La French-American Chamber of Commerce fête ses 130 ans
Fondée à New York en 1896, la FACC est aujourd’hui la plus grande chambre de commerce binationale des États-Unis. Son président, Marc Somnolet, dresse un bilan d’une institution plus dynamique que jamais.
Cent trente ans. C’est l’âge que célèbre cette année la French-American Chamber of Commerce (FACC), née en 1896 à New York sous l’impulsion du consul de France de l’époque. Une longévité remarquable pour une organisation qui, loin de se reposer sur ses lauriers, n’a jamais autant ressemblé à une institution moderne et ambitieuse.

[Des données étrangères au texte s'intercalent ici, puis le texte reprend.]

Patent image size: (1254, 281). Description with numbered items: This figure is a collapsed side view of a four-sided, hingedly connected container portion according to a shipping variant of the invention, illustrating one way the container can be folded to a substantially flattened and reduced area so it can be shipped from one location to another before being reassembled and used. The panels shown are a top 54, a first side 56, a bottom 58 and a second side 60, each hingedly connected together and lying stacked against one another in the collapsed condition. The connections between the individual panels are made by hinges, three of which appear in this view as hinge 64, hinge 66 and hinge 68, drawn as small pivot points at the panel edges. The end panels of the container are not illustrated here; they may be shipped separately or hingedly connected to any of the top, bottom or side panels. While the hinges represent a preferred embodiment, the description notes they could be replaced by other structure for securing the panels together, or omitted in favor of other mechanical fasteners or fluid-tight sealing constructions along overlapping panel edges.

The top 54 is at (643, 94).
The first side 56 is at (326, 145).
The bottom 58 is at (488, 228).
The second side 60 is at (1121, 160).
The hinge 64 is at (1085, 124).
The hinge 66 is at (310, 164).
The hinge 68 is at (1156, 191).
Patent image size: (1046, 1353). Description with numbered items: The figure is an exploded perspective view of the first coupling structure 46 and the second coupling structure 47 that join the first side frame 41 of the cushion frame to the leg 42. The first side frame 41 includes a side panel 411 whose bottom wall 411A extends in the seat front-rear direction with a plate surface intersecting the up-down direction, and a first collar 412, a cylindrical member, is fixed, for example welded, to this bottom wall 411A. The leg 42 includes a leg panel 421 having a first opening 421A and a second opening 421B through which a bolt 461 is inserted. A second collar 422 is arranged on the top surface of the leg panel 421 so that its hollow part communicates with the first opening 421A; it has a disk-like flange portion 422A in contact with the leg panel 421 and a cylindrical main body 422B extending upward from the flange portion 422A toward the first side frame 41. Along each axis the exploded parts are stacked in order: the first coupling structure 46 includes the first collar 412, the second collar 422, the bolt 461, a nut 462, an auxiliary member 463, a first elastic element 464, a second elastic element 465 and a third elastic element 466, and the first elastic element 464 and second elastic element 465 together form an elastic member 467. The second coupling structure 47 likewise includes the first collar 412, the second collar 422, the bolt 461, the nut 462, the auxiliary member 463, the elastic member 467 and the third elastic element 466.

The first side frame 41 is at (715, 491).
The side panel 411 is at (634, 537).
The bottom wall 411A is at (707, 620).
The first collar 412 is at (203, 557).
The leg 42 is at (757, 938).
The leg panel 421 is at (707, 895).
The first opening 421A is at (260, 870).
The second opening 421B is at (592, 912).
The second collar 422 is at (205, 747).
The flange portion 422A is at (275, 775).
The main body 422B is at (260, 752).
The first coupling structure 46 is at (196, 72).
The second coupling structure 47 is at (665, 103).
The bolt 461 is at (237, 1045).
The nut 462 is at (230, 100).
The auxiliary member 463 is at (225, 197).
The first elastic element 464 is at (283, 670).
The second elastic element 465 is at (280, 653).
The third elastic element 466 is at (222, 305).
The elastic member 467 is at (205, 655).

Aujourd’hui, la FACC National Network fédère 17 chapitres répartis à travers tout le pays, de New York à San Diego, de Miami à Seattle, en passant par Chicago, Boston ou Houston. Au total, ce sont près de 2 800 membres actifs et 45 employés à temps plein qui font tourner cette machine bien huilée — sans compter les présidents de chapitres, tous élus bénévolement par leurs conseils d’administration respectifs.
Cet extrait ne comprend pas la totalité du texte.